Pension holders may have been left with few options over the last year or so, with recent analysis showing 21 percent of over 55s experienced a decrease in their personal income during 2020.
As such, many retirees may have had no choice but to dip into their pension savings.
But Ed Monk, an associate director for Personal Investing at Fidelity International, warned this could trigger costly tax charges and harm retirement prospects: “We’re still only beginning to learn the economic effects of the pandemic, but we already know that the costs have not fallen equally.
“While the level of household savings accumulated over the past year has been well-documented, many will not have benefitted from this extra saving and will have made difficult financial decisions to cover more immediate challenges – potentially turning to their pension savings.
“Those who have taken taxable money in this way will have triggered a reduction in the amounts they can pay into a pension in the future and still enjoy tax relief.

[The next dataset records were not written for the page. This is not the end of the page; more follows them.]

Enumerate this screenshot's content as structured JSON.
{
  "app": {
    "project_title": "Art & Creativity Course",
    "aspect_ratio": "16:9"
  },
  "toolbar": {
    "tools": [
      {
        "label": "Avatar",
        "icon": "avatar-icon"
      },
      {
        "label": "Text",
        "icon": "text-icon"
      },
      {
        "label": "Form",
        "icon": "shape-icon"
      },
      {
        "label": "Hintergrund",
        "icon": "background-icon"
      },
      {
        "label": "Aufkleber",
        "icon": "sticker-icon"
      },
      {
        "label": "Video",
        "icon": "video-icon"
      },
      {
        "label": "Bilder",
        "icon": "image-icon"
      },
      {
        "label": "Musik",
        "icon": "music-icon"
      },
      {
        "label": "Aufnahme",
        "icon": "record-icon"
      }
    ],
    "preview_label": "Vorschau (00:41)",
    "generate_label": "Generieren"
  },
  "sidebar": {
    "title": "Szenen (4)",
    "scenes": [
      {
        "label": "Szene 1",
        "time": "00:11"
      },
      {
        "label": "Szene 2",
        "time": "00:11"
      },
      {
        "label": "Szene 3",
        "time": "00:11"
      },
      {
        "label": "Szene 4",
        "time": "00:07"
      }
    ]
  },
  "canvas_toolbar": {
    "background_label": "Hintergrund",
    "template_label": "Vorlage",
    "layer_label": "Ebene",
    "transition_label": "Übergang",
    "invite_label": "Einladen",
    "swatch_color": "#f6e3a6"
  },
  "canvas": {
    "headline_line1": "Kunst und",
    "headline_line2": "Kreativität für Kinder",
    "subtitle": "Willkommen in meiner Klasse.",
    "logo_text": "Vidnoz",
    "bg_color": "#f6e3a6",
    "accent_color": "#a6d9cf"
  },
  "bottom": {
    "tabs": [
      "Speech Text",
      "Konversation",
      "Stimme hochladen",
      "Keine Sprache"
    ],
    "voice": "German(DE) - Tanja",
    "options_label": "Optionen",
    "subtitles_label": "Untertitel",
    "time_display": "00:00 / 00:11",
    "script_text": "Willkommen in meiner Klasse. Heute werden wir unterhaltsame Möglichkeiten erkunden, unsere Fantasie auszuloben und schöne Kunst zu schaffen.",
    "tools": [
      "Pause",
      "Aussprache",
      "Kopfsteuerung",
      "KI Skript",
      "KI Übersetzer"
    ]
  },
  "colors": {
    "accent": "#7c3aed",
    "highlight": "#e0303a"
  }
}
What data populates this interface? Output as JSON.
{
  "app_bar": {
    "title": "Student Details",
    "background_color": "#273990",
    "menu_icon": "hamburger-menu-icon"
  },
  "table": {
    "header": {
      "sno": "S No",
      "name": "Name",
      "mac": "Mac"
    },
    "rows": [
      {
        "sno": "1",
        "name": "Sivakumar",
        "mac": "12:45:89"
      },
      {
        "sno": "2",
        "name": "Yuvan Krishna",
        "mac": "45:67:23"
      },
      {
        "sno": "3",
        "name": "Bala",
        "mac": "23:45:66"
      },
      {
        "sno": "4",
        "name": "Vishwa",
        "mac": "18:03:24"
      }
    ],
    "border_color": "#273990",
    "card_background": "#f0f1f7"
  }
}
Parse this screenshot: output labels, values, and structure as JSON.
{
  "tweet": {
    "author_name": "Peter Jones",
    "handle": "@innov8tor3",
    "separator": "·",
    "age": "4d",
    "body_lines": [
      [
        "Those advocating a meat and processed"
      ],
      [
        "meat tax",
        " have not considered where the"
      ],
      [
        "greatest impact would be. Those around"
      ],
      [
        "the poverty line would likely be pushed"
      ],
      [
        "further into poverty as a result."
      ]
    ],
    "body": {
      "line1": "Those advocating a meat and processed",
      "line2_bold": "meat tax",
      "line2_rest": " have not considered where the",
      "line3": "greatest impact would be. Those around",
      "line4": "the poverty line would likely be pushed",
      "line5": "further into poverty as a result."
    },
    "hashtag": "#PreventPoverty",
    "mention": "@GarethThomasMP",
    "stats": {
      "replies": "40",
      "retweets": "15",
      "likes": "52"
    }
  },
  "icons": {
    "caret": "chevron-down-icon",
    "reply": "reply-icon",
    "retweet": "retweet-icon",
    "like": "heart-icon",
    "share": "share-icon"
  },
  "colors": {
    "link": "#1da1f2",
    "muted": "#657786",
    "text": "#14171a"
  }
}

This short-term cash boost from their pension could well restrict their future retirement savings.”
Ed concluded by explaining what causes these tax costs and what can be done to navigate it for those with limited options: “The reduction comes as a result of something called the Money Purchase Annual Allowance (MPAA). When activated, the MPAA replaces the normal Annual Allowance for pensions which limits contributions to Defined Contribution pensions to £40,000 a year, or the value of your earnings in that year if it is lower. Contributions above that level do not enjoy tax relief.
“The MPAA lowers this limit to just £4,000. It is triggered when a person makes a taxable withdrawal from their pension. That includes withdrawals made using Flexi-Access Drawdown, Uncrystallised Funds Pension Lump Sums and some instances of money used to buy an annuity. It does not apply if you withdraw any of the 25 percent of your pension pot which is allowed to be withdrawn tax-free.
“There are ways to avoid the MPAA, even if you do need money from your pension. As mentioned, tax-free cash does not activate the MPAA. Additionally, the rules governing small pension pots of less than £10,000 allow these to be withdrawn without triggering the MPAA either.
“It makes sense to get some professional help if you are weighing up decisions which involve using your pension money. The Government’s Pension Wise service offers free, impartial guidance to help you understand your options at retirement.
“Another option is independent financial advice, which can provide both guidance and advice around your retirement options. If you are looking to access your pension for drawdown, guaranteed income (annuities) or tax-free cash, it can help, and may even ensure you avoid any inadvertent tax issues.”